Voters could face decision on tax levy
How much money would a 2.5-mil tax levy bring to the cash strapped county coffers?
The Lawrence County Commission Thursday agreed to ask the Lawrence County Auditor’s Office to answer that question.
Commission President Jason Stephens introduced the matter and estimated such a levy would bring in $1.75 million. This is one step toward putting such a levy in front of the voters and Stephens said it could be on the ballot as early as the May primary, if the commission decides to move forward.
The commission also approved a new board that will supervise the consolidation of the county’s emergency dispatch systems.
Stephens said, while recent moves have made the county’s short-term future more secure, a levy would address long-term needs that can’t be met on its existing budget.
One area of need is ambulance service. The levy would allow for the purchase of new ambulances — something the county has not had since 2006 — and possibly even new ambulance stations.
It would also free up roughly $1 million in general fund monies that is now spent on ambulance service, money that could be used, Stephens pointed out, for keeping road patrol deputies behind the wheel.
Finding money to pay for the escalating crime rate has been a regular problem for the sheriff and commissioners alike.
The county had an EMS levy but it was replaced in 1998 with the half-cent sales tax that remains in effect today.
Commissioner Doug Malone said, while he supported the motion to ask the auditor’s office to determine how much the levy would bring in, he has not asked anyone to put a levy on the ballot nor did he ask anyone to circulate any petitions in regard to it.
Commissioner Les Boggs said, while he did agree to Stephens’ motion, he still wants to study the matter because he had not seen information about it until Thursday.

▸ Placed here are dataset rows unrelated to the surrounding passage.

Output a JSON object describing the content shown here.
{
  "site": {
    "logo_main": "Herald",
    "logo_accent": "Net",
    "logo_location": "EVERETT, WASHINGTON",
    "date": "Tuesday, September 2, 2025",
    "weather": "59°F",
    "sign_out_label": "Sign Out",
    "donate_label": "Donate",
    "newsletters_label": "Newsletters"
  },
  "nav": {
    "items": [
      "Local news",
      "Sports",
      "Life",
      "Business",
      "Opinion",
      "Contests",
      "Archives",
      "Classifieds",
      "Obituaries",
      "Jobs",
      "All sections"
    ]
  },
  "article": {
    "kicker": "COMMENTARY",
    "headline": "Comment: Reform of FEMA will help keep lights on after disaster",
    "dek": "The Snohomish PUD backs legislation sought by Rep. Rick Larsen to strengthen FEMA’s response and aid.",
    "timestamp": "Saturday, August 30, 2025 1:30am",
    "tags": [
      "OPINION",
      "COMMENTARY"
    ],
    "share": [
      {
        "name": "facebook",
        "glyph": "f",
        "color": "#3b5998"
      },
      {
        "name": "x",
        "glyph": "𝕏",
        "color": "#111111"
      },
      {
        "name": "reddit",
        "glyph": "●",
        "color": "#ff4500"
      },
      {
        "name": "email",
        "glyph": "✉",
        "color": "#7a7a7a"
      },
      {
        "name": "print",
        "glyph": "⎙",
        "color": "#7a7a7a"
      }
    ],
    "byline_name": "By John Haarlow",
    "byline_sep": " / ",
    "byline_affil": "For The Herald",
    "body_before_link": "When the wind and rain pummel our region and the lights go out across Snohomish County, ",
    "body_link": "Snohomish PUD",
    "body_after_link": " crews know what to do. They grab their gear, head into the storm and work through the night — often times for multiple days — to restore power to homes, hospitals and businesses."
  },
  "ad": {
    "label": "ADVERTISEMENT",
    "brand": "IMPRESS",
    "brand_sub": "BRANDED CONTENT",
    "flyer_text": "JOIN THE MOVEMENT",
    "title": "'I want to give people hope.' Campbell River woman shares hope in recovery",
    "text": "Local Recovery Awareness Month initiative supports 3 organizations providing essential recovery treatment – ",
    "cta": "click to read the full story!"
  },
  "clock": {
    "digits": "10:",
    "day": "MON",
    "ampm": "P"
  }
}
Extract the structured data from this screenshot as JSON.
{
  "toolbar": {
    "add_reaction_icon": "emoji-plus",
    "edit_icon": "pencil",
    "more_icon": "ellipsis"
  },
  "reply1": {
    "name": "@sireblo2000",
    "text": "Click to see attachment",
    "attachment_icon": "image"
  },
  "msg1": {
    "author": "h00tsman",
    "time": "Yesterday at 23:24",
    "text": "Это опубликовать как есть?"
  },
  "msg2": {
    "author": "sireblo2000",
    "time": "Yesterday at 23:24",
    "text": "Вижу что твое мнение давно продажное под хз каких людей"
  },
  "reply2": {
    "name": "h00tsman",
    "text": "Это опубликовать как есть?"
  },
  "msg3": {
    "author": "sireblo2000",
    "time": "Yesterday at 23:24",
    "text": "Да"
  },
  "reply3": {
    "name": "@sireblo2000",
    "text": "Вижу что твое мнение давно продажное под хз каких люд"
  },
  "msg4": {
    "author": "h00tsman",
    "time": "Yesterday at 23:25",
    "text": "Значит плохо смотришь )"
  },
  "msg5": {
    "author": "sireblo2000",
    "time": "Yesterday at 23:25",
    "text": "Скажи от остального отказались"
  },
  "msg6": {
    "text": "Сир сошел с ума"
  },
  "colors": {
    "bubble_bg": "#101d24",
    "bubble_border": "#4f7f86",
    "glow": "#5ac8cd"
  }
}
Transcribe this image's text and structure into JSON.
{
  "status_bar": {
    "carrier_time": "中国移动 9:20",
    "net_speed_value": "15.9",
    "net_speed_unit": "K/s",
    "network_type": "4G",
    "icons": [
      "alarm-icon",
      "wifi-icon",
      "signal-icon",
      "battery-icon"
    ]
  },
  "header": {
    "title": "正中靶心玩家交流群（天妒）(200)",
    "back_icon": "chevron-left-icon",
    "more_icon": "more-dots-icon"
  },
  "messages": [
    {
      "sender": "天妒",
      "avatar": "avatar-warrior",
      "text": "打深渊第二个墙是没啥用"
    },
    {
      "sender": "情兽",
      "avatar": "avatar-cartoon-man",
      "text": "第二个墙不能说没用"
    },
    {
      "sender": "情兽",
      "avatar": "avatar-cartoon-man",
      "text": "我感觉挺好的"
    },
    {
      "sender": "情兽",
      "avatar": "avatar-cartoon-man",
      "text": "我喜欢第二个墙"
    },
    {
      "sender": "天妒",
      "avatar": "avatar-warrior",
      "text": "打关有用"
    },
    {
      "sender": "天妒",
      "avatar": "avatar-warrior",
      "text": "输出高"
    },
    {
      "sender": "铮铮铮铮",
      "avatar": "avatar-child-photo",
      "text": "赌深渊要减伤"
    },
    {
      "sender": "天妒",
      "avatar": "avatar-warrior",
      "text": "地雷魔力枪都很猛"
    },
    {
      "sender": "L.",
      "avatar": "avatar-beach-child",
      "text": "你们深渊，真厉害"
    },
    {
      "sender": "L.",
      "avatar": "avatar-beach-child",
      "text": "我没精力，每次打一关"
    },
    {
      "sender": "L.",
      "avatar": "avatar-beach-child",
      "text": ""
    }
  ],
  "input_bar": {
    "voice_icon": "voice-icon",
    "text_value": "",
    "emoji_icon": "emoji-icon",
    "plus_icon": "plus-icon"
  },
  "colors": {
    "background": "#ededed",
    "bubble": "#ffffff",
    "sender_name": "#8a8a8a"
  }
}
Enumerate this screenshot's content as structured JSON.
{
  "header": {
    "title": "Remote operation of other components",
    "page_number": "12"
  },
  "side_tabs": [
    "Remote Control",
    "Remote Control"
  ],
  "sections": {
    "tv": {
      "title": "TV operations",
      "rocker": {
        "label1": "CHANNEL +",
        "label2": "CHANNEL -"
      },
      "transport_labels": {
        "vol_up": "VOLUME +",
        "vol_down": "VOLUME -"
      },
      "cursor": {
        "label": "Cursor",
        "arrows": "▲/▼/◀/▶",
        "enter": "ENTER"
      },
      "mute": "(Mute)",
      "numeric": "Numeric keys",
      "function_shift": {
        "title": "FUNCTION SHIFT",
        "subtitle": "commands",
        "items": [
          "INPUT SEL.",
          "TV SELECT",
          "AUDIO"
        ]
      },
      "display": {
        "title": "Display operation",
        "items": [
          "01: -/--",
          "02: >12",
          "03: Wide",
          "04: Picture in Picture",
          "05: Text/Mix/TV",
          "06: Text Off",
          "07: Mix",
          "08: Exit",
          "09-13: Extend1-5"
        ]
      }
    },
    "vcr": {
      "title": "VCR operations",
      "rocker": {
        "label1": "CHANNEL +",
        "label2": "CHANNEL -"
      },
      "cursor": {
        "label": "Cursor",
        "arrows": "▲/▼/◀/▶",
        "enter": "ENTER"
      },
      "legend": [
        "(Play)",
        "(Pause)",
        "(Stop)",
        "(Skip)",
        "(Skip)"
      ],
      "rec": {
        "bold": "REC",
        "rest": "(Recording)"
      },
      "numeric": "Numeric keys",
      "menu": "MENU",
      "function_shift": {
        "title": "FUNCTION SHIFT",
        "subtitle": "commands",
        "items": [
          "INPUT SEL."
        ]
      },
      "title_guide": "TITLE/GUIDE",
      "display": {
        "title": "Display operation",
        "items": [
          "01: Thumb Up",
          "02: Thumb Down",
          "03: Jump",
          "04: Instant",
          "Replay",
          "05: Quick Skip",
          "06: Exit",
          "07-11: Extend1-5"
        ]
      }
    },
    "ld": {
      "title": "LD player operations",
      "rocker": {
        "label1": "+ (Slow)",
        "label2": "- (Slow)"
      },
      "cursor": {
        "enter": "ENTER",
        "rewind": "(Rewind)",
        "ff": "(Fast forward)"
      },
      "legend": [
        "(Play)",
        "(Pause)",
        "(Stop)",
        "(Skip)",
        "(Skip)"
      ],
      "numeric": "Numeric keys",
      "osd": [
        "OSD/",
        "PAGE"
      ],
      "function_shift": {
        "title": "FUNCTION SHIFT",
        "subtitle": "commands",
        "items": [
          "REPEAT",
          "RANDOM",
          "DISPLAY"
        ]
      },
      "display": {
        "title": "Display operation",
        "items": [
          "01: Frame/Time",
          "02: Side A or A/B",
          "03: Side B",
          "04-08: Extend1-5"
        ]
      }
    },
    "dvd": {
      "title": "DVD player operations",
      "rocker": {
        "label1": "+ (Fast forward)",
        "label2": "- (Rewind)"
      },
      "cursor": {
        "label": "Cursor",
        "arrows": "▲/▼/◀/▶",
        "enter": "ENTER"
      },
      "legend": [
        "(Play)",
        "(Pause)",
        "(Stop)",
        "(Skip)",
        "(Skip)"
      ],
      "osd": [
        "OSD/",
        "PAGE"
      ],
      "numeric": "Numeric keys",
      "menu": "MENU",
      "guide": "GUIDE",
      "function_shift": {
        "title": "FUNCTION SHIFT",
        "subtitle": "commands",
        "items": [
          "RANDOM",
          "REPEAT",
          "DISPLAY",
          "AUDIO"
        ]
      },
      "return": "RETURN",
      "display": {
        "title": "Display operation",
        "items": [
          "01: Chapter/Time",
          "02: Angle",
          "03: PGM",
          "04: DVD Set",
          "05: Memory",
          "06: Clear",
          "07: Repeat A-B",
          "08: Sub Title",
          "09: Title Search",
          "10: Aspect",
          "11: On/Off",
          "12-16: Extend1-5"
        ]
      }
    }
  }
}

The commission Thursday also approved a nine-member 911 dispatching board.
“This would be to handle the operations of 911 with the idea of consolidation,” Malone explained.
Right now, the sheriff’s office has its own dispatchers who handle calls for law enforcement assistance. The 911 dispatch center handles call for fire and ambulance assistance.
The City of Ironton also has its own dispatch center. The county commission hopes to save money by combining the dispatching into one entity.
The nine members are Sheriff Jeff Lawless, Ironton Police Chief Jim Carey, Fayette Township Trustee Terry Wise, George Barnett, president of the Rome Township Volunteer Fire Department, Tom Runyon, Ironton fire chief and a member of the Lawrence County Fire Chiefs Association, Dave Wilson, representing consumers, Terry Doolin, a representative of Southeast Ohio Emergency Medical Services, Chesapeake Mayor Dick Gilpin and Mike Caldwell, publisher of The Tribune.